Cubic and quartic points on modular curves using generalised symmetric Chabauty

TL;DR

This paper advances the understanding of cubic and quartic points on specific modular curves by developing a generalized symmetric Chabauty method, lowering prime bounds, and computing the Jacobian's Mordell--Weil group.

Contribution

It introduces a 'partially relative' symmetric Chabauty method, generalizes existing theorems, and applies these to determine points on modular curves, including a full Mordell--Weil group computation.

Findings

Determined cubic points on X_0(N) for specified N values.

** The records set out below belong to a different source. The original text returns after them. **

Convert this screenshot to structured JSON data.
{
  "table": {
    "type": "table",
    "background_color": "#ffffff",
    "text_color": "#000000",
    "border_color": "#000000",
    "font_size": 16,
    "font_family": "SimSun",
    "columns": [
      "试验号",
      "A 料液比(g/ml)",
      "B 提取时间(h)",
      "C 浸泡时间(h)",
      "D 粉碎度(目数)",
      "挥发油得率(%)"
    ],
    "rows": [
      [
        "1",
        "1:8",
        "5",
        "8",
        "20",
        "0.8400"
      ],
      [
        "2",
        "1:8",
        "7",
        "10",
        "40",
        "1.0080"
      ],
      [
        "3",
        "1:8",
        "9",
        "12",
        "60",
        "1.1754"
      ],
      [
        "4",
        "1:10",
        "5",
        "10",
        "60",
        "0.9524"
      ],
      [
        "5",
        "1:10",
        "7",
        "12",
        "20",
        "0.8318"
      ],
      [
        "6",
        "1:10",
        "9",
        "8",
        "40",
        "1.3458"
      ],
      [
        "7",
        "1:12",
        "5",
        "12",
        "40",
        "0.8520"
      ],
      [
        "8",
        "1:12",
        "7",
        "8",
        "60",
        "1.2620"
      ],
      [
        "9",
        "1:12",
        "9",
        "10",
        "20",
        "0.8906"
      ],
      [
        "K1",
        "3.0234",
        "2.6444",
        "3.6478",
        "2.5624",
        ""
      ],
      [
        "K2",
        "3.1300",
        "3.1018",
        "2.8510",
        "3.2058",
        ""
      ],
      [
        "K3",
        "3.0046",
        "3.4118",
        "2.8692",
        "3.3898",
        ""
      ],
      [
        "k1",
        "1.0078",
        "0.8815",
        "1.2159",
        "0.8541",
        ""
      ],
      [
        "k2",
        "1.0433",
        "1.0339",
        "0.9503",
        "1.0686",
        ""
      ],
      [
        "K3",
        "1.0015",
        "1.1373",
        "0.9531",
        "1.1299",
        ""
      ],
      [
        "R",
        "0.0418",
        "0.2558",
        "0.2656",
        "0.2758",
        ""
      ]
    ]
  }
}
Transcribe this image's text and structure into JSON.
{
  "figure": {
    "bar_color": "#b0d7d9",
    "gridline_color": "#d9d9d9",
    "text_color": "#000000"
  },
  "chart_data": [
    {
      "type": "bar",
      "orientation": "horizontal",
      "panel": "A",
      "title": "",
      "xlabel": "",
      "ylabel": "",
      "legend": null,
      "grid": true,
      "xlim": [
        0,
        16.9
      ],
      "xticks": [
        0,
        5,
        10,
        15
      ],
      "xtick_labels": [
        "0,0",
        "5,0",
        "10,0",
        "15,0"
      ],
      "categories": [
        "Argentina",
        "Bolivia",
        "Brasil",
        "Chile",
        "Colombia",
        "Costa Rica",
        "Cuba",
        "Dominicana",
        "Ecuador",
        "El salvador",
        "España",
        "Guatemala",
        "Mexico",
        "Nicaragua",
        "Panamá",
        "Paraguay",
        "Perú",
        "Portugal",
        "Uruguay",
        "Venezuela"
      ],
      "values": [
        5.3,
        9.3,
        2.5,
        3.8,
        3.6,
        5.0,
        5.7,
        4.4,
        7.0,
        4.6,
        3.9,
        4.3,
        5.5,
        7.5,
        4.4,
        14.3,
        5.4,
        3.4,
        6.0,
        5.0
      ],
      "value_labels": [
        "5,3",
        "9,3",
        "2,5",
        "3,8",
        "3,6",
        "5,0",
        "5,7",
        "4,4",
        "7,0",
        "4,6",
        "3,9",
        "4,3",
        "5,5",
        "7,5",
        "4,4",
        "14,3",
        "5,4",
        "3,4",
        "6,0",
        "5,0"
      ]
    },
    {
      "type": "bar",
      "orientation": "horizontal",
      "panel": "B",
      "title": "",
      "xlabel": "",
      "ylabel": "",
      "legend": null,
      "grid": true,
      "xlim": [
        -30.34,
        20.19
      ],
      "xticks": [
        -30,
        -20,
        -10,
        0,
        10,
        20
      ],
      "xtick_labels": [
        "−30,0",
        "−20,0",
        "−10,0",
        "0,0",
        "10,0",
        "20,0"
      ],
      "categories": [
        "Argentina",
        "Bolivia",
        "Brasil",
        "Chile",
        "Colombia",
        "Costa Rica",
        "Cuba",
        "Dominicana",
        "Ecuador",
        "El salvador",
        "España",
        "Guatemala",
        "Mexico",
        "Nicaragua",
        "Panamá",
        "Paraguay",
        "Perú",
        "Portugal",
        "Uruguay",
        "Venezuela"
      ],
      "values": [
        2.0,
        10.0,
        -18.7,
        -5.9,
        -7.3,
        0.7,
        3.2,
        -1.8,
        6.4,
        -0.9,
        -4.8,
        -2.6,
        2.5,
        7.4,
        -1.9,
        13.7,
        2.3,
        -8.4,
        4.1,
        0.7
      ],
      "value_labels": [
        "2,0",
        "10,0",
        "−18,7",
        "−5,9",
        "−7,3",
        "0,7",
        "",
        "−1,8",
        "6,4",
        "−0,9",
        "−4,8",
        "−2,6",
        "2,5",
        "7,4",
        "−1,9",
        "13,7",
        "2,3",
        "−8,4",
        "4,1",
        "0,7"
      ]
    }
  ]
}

Identified quartic points on X_0(65).

Developed a higher order Chabauty theorem.

Abstract

Answering a question of Zureick-Brown, we determine the cubic points on the modular curves $X_0(N)$ for $N \in \{53,57,61,65,67,73\}$ as well as the quartic points on $X_0(65)$. To do so, we develop a "partially relative" symmetric Chabauty method. Our results generalise current symmetric Chabauty theorems, and improve upon them by lowering the involved prime bound. For our curves a number of novelties occur. We prove a "higher order" Chabauty theorem to deal with these cases. Finally, to study the isolated quartic points on $X_0(65)$, we rigorously compute the full rational Mordell--Weil group of its Jacobian.